Unas cuantas perlas más como remate

“¿Es que han hecho cocinas en las nuevas oficinas?” (Enrique Múgica, ministro de Justicia de Felipe González, respondiendo en septiembre de 1990 a una pregunta de Cristina Alberdi sobre la conveniencia de una mayor representación de mujeres en el Consejo General del Poder Judicial. Gracias a un pacto entre PSOE y PP, 10 años más tarde Múgica fue elegido Defensor del Pueblo)

“¿La cualidad que prefiero en un hombre? La responsabilidad. ¿La cualidad que prefiero en una mujer? Que sea mujer.” (José María Aznar, mayo de 1996, 20 años antes de que metiera un bolígrafo en el escote de la periodista Marta Nebot, que le había dado a firmar un libro presentado por él)

“Mañana, la Constitución cumple 18 años. Si fuera niña, se vestiría de largo; si fuera ciudadano, mañana podría votar.” (Miguel Ángel Rodríguez, portavoz del Gobierno de Aznar, en diciembre de 1996, cuando no podía sospechar que un día sería multado por conducir bebido)

“Lo único interesante que esa señora [Clementina Díez de Baldeón, diputada del PSOE] exhibió fue su escote.” (Manuel Fraga, comentando el plan de Humanidades que se debatió en el Congreso en octubre de 1997. Años antes, se había puesto en su boca el dicho popular de “tiran más dos tetas que dos carretas”)

“El regadío hay que utilizarlo como a las mujeres, con mucho cuidado, que le pueden perder a uno.” (Miguel Arias Cañete, en octubre del año 2000, como ministro de Agricultura y Pesca. Desde 2011 repite ministerio y come yogures caducados)

“Cuánto ganaría la Cámara si usted, que es tan aficionada a disfrazarse de vez en cuando, un día, aunque solo fuera un día, se vistiera de vicepresidenta del Gobierno y cumpliera con su obligación.” (Eduardo Zaplana, portavoz parlamentario del PP, dirigiéndose en marzo de 2006 a María Teresa Fernández de la Vega, que había vestido atuendos típicos en un viaje al continente africano)

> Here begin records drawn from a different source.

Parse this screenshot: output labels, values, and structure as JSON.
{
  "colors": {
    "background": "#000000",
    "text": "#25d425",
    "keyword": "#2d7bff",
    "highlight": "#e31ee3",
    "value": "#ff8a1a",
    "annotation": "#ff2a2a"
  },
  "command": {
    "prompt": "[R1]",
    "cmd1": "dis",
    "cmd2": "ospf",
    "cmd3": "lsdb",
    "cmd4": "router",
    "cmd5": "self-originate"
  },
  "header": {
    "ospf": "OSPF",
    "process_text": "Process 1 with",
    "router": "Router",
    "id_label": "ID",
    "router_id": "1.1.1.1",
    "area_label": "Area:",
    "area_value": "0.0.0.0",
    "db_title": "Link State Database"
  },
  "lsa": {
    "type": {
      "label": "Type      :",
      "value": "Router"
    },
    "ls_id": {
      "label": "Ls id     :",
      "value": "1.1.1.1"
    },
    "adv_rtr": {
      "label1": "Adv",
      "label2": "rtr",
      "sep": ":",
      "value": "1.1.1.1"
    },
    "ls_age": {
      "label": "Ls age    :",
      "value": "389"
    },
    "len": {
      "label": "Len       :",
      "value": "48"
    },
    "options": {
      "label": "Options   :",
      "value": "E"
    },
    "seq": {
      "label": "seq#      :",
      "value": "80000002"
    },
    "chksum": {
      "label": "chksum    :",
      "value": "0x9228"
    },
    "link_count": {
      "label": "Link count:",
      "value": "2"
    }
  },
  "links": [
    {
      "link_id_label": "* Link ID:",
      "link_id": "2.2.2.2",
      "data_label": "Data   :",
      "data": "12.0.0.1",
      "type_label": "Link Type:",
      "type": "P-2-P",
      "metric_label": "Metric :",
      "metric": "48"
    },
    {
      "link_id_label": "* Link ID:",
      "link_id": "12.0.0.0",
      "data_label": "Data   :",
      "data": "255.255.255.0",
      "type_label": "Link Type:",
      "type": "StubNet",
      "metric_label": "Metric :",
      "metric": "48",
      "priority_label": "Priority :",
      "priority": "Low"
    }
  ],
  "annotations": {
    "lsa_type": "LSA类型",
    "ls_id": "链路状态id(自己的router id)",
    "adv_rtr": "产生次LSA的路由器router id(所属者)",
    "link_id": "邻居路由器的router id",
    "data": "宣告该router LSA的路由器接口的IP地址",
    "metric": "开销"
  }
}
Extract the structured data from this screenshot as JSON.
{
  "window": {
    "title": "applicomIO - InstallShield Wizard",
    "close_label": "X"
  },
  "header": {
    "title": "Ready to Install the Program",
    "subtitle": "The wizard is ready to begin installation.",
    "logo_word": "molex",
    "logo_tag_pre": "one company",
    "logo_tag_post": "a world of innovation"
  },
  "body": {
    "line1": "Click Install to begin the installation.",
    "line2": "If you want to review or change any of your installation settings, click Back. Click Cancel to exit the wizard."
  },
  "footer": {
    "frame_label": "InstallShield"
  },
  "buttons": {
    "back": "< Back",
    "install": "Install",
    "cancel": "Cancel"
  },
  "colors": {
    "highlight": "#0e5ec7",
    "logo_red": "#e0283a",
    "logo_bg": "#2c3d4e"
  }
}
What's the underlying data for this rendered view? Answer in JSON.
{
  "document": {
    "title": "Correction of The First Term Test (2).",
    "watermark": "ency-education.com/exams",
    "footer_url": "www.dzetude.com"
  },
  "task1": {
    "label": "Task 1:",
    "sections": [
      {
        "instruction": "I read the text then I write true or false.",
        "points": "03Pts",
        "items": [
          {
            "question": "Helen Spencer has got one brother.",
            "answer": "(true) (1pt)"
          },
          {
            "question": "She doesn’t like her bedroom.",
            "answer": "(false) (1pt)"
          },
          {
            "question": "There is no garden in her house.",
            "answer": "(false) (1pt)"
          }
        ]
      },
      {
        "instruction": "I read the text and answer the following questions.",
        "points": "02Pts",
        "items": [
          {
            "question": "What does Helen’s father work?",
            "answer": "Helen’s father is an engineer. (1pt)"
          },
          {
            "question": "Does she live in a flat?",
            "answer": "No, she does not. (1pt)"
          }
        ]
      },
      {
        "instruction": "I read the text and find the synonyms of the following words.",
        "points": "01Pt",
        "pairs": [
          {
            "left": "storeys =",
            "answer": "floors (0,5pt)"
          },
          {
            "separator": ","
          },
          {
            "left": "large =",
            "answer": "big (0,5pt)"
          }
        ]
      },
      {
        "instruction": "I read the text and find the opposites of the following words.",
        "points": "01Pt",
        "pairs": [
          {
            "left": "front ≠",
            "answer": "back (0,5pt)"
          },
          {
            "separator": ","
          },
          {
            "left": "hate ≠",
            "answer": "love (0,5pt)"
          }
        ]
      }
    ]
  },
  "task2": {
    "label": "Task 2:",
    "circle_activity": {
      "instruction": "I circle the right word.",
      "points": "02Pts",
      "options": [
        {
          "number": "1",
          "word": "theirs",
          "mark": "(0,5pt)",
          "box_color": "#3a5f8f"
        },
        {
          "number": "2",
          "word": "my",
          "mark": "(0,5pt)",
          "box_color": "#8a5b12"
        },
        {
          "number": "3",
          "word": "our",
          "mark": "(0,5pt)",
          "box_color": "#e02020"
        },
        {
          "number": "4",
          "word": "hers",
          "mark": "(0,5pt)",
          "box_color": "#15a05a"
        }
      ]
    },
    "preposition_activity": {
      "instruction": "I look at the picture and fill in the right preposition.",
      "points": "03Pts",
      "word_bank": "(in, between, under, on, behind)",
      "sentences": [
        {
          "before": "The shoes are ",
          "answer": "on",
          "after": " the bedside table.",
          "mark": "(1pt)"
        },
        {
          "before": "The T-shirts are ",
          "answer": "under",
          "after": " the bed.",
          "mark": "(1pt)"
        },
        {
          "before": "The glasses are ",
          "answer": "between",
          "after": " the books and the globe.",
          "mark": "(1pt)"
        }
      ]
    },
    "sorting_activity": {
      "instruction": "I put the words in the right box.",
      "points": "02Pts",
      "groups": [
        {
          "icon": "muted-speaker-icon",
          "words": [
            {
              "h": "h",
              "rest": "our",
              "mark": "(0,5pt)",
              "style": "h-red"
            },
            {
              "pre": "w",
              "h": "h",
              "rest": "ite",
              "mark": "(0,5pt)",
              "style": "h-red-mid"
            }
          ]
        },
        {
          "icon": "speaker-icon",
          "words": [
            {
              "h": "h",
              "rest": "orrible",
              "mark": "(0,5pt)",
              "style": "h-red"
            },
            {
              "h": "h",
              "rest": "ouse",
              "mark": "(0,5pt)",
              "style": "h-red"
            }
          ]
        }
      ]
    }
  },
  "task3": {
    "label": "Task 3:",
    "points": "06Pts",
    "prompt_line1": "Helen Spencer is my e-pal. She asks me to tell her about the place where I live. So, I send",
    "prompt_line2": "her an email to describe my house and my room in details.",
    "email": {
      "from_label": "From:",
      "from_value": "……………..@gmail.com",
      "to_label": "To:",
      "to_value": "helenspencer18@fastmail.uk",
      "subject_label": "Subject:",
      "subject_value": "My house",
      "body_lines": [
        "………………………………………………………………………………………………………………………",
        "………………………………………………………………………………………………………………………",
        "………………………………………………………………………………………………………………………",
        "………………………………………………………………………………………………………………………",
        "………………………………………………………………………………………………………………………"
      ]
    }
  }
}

“La libertad de la maternidad es la que hace a las mujeres auténticamente mujeres.” (Alberto Ruiz-Gallardón, ministro de Justicia, en marzo de 2012 en el Senado. La socialista Patricia Hernández le replicó: “Usted no reparte carnets de mujeres auténticas”)

“Las leyes son como las mujeres. Están para violarlas.” (José Manuel Castelao Bragaña, presidente del Consejo General de la Ciudadanía Española en el Exterior, organismo dependiente del Ministerio de Empleo. Dimitió en octubre de 2012 a raíz de difundirse la infamia).

Como colofón a cuanto se ha dicho, he aquí la singular opinión de una dama singular: “Lo más importante para una mujer es tener contento a su marido.” Lo dijo Marta Ferrusola en marzo de 1986, cuando Jordi Pujol llevaba consumidos 6 años de los 23 que estuvo presidiendo la Generalitat.